My next favorite pair of shoes were also Converse. It was my fourteenth birthday and I was celebrating with family and friends. I opened up one of the presents to reveal Converse sneakers in a black and white gingham checked pattern. My parents couldn’t decide which set of shoe laces to put in the shoes before wrapping them, either black or white, so each shoe had a different color. Seeing as it fit my quirky personality, I left the shoes as they were. The following Monday I went to school and once again had that special feeling you get with a well fitting, comfortable pair of new shoes. Little did I know, my “Betty” friend really loved my new shoes as well.
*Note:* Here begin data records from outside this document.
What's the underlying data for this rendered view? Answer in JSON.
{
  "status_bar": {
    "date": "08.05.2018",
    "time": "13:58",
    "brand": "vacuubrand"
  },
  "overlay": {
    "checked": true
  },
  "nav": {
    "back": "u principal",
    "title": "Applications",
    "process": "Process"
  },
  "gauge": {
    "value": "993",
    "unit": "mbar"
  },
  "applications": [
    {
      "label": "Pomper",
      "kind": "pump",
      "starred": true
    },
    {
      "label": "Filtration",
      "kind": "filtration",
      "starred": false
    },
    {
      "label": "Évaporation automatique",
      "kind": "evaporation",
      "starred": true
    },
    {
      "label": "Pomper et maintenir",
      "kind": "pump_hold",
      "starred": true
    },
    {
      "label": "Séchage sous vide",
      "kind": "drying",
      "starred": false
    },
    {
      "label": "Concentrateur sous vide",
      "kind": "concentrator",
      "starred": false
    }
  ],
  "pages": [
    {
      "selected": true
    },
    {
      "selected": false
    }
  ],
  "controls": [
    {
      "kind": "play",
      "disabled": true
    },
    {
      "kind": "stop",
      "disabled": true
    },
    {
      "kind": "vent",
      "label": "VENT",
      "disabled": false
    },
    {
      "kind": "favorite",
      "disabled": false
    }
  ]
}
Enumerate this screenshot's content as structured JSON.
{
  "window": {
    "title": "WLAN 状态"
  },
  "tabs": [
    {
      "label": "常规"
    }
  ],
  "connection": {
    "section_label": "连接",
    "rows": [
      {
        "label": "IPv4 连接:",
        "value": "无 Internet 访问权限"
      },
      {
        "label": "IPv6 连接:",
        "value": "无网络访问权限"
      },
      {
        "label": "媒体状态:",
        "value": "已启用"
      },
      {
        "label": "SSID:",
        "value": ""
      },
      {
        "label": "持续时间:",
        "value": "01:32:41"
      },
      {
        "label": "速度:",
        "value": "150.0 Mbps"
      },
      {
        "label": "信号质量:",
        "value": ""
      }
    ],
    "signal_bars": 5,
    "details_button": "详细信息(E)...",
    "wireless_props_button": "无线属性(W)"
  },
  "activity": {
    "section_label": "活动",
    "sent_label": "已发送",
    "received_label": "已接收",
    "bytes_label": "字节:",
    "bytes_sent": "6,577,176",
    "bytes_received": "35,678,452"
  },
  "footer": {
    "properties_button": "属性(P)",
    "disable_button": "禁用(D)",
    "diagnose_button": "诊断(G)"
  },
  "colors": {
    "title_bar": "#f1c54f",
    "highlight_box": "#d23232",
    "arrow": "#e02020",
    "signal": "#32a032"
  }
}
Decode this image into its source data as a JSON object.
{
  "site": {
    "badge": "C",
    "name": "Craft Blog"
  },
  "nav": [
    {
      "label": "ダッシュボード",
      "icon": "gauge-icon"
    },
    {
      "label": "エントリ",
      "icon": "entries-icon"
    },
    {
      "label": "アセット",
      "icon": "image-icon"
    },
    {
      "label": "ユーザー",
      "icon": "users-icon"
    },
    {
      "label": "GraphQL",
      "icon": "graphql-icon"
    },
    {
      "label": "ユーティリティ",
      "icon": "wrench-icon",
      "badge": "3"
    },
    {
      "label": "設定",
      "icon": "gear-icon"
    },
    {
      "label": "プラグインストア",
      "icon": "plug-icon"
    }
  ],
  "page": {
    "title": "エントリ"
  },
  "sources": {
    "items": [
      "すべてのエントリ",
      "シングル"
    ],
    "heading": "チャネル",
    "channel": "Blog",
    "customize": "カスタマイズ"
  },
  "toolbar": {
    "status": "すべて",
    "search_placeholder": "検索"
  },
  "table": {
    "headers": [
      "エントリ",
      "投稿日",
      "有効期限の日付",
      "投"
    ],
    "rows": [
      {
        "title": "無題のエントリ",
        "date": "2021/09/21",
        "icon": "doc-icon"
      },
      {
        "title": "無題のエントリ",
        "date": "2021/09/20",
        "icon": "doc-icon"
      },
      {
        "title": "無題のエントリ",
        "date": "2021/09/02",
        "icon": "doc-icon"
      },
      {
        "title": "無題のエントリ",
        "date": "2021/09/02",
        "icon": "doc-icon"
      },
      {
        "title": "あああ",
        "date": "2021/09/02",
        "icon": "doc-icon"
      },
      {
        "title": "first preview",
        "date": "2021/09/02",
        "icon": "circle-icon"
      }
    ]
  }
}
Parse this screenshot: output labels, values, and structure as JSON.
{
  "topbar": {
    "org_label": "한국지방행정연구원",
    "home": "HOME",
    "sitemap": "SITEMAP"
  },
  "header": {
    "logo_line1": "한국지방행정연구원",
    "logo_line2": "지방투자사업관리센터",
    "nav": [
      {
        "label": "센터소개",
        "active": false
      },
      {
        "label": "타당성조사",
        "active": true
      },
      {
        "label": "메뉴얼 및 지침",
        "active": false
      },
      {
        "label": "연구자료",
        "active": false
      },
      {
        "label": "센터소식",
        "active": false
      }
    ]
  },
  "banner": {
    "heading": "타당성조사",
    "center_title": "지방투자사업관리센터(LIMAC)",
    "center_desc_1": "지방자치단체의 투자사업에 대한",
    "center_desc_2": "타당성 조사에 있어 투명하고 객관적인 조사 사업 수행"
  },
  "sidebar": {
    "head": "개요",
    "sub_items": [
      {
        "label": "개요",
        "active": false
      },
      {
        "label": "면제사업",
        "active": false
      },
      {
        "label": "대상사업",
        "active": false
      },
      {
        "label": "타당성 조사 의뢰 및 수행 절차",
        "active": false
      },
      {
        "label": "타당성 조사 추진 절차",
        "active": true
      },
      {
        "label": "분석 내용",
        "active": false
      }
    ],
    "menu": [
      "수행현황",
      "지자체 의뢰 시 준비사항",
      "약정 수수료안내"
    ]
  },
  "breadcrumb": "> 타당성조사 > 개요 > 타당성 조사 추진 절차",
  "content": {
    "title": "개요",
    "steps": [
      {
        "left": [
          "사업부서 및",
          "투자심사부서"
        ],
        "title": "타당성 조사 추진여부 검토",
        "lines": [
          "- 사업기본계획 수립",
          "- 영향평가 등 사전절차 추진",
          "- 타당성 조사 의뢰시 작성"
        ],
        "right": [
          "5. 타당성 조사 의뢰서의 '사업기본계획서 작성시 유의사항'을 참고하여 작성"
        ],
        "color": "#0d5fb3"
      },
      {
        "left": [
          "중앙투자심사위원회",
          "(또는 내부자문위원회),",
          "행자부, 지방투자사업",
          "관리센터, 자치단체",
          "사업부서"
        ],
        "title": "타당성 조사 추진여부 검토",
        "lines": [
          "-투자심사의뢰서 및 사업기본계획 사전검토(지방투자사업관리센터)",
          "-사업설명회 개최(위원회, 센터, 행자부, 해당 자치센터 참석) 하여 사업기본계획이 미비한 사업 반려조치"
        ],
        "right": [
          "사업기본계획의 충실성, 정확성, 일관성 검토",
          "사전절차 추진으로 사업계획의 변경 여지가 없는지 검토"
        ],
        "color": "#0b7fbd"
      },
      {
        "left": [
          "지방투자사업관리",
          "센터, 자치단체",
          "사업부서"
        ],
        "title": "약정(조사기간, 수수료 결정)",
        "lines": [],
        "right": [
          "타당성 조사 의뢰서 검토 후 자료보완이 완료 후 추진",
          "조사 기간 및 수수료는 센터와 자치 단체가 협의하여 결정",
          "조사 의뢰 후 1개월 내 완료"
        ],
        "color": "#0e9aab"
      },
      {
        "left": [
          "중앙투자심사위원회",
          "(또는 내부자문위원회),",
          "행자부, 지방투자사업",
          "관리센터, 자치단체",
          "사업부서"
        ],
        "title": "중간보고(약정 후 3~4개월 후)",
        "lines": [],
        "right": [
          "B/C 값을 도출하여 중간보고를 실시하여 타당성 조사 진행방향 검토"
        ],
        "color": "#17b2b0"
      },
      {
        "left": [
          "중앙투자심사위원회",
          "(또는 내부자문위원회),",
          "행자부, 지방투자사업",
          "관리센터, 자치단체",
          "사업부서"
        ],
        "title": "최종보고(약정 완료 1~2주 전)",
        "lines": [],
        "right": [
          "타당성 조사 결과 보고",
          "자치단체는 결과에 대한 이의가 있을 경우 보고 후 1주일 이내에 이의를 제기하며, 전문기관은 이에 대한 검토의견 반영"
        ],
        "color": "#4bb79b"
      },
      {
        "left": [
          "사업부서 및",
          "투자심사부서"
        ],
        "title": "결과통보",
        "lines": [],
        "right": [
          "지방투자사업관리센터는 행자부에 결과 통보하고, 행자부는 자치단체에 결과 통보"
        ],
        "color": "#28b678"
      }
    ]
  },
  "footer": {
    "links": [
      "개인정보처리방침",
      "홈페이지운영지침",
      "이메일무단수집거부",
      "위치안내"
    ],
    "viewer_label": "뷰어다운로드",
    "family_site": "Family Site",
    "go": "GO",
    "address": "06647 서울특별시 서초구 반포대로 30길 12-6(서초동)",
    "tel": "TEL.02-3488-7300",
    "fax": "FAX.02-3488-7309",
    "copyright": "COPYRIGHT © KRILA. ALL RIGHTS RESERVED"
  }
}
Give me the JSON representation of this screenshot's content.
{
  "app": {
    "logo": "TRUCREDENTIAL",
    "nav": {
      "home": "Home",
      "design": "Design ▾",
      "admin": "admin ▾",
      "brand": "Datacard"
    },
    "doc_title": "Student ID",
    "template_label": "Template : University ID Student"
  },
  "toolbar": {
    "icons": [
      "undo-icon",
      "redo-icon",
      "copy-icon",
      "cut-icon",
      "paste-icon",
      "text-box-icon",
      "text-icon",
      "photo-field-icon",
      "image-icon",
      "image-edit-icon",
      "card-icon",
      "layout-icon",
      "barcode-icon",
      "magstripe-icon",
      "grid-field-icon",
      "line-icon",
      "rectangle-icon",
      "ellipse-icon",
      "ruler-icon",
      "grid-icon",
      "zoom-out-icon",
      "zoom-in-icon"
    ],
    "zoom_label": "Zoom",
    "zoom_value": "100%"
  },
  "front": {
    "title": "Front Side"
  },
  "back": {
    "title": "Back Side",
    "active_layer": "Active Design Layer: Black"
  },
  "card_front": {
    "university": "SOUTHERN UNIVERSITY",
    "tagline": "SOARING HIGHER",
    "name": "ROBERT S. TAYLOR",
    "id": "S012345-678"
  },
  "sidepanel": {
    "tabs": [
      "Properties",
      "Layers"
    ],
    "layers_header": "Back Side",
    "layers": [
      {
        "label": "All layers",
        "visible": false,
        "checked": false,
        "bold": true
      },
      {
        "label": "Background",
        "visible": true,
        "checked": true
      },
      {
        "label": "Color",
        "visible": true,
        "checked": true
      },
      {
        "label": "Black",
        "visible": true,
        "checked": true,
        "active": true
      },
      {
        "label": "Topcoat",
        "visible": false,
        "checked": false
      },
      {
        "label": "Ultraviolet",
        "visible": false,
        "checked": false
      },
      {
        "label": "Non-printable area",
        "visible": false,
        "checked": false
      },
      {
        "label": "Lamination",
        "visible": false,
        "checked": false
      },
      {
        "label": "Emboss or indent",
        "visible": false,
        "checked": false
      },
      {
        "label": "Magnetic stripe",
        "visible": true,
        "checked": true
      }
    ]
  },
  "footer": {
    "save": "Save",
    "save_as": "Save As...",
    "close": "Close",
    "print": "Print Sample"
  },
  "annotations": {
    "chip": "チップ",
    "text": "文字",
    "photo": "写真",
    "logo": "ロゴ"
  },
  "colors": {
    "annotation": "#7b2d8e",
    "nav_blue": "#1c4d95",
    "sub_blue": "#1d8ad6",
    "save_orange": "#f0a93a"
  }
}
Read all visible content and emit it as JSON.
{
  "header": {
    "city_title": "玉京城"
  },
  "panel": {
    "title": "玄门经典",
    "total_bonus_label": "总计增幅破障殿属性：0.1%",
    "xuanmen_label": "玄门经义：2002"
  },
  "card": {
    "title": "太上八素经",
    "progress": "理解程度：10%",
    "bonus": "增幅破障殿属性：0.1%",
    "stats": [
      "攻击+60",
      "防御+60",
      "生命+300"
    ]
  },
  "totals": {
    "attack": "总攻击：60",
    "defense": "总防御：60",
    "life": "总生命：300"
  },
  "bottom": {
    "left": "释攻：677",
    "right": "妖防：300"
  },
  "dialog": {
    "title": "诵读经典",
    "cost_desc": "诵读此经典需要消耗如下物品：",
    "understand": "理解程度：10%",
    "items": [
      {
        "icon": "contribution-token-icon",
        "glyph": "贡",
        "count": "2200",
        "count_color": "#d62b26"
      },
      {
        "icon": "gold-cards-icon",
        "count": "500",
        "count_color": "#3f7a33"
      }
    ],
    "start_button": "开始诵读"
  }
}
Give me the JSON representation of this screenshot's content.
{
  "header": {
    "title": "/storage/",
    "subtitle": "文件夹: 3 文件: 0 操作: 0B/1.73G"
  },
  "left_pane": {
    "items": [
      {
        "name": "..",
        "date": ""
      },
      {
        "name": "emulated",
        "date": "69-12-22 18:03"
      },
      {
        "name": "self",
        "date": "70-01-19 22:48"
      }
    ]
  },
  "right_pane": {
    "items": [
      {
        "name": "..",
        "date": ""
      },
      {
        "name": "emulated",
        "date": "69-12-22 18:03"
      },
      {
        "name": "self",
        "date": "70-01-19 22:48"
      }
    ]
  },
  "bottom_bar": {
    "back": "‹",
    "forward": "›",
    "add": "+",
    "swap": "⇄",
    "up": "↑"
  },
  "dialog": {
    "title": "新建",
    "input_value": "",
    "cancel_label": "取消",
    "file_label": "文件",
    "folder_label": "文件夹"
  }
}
About a month or so later she had asked to borrow my Cross Colors shirt and my new Converse sneakers. Seeing as she was one of my besties I said yes. This is the moment when I realized I had a problem with saying no and being assertive. About a week later she had returned the shoes and they had a crack on the side in the rubber where the shoe bends enabling the wearer to walk. I wasn’t necessarily angry or mad, but found myself with a sudden tic, much like Sheldon Cooper gets when something isn’t right or out of place. I suddenly found myself suppressing my inner bad guy after having found the crack on the shoe. I guess you could say since I never wanted to be the bad guy I was suppressing my inner Hulk, but I digress. I had forgotten my bestie had two different sized feet, one was bigger than the other thus wrecking only one of my shoes.
The memory of these last pair of shoes came when I found them last month and remembered the crack (which is still there) and when I found my Cross Colors shirt which I didn’t get back until a full year later after my friend had borrowed it when the fad had passed.
To this day, I have tried to find substitute shoes for these two particular pair of Converse, but they just don’t make them the same anymore. I wore these shoes before it was cool to wear these shoes and before hipsters even existed. It was like my history with these shoes were part of the history of the fashion with these shoes; thus in a conceitedly way, making me the ultimate hipster.
What were your favorite shoes and what memories are triggered by them?